El objetivo es doble: el esclarecimiento de la situación y la desactivación del proceso de adjudicación de culpas. Lo inteligente y provechoso es identificar los errores, reconocer la causa, asumir la responsabilidad cuando nos compete y, ya después, tomar medidas para rectificarlos y para no volver a caer en la misma piedra. Limitarnos a sentir culpa es como encadenarnos de por vida por lo que ocurrió en el pasado, lo que conduce a un estado de ansiedad que puede derivar en depresiones. Sentir culpa sólo resultará útil cuando esta sensación pueda convertirse en acción. Cuando se aceptan los errores sin sentir un fracaso definitivo y paralizante, el error puede percibirse como una oportunidad de aprendizaje, como una fuente de información de qué cosas van bien y cuáles no. Se trata de un proceso de autoaceptación y mejora que genera autoestima, de aprender a querernos a partir de un diagnóstico certero sobre nuestras acciones menos logradas y nuestras posibilidades de intervenir sobre ellas. Respecto a la culpa que podemos sentir por los errores ajenos, conviene plantearse si uno es responsable (o en qué medida lo es) de las vidas de los demás.
Cada uno tiene su propio periplo vital y debe asumir su responsabilidad sobre lo que en ese viaje acontece. Estos sentimientos de culpa por los demás parten del convencimiento íntimo de que ellos dependen de nosotros. Es como si a partir de esa vinculación se hubiera establecido una dominación. Permitir a la otra persona vivir su vida nos permite a cada uno vivir la nuestra del mismo modo, con libertad y responsabilidad. Quienes viven a nuestro alrededor van a desarrollarse incluso a pesar de nosotros, sin una ayuda, la nuestra, que pueden percibir como agobiante. Es un alivio comprobar que uno no tiene toda la responsabilidad en lo que a otros les suceda, pero hay que saber asumir esa soledad que podemos sentir cuando aceptamos que los demás vivan sin depender de nuestros juicios y opiniones.
- Identificar los sentimientos de culpa. Analizar en qué situaciones sobrevienen.

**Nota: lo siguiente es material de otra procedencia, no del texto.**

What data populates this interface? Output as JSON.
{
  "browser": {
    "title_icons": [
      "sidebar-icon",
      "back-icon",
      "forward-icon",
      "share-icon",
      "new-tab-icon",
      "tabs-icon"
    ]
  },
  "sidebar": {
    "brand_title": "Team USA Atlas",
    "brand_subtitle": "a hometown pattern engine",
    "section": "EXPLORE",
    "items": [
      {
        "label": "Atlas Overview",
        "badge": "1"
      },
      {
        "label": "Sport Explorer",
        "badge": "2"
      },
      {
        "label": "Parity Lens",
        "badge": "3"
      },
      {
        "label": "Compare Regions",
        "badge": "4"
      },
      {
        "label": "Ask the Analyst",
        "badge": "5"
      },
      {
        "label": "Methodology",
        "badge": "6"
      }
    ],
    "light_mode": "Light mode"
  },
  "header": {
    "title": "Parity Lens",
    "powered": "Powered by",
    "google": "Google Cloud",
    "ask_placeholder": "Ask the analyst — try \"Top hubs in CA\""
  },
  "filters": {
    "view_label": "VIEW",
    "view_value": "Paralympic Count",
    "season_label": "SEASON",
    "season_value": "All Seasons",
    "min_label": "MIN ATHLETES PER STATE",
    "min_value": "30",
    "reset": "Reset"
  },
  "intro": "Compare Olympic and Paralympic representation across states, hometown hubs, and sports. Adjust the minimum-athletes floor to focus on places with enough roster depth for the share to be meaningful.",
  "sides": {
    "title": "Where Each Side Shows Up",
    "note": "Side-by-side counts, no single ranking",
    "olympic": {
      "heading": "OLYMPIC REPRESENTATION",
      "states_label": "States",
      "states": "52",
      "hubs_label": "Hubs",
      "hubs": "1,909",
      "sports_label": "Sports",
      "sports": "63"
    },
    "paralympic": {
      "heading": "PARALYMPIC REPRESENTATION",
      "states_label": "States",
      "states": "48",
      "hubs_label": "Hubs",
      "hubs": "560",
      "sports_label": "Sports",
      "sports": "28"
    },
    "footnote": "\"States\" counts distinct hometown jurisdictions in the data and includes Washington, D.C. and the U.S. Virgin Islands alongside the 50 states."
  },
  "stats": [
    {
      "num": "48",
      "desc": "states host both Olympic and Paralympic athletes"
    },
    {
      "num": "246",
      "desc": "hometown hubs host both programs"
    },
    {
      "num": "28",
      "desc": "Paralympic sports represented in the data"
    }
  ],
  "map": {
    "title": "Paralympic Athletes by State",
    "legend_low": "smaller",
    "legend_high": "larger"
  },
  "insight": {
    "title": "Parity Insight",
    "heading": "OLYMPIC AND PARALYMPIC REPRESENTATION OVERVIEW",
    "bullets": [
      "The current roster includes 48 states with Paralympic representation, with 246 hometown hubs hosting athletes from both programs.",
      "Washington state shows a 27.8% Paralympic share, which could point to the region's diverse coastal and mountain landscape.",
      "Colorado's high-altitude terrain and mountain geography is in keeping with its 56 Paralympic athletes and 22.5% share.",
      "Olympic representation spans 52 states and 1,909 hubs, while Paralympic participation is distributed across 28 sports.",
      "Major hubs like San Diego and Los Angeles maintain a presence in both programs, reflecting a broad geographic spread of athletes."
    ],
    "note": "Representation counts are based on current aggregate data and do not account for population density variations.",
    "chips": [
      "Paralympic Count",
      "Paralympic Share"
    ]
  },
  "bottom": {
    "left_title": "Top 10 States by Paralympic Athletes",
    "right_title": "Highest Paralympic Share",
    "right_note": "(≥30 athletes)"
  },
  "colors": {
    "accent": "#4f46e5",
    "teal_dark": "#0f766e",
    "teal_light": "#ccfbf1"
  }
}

- Aceptarlos como normales y pensar que son comprensibles. Al reconocer y aceptar estos sentimientos de culpa, resulta más fácil expresarlos y combatirlos
- Expresar los sentimientos de culpa. Hablar con otras personas (si es necesario, con profesionales) del tema puede ayudar a aliviar este pernicioso sentimiento.
- Analizar sus causas. Buscar las razones de estos sentimientos puede contribuir a hacerlos más comprensibles y aceptables.
- Reconocer nuestros propios límites.
- Aprender a dejar vivir a los demás.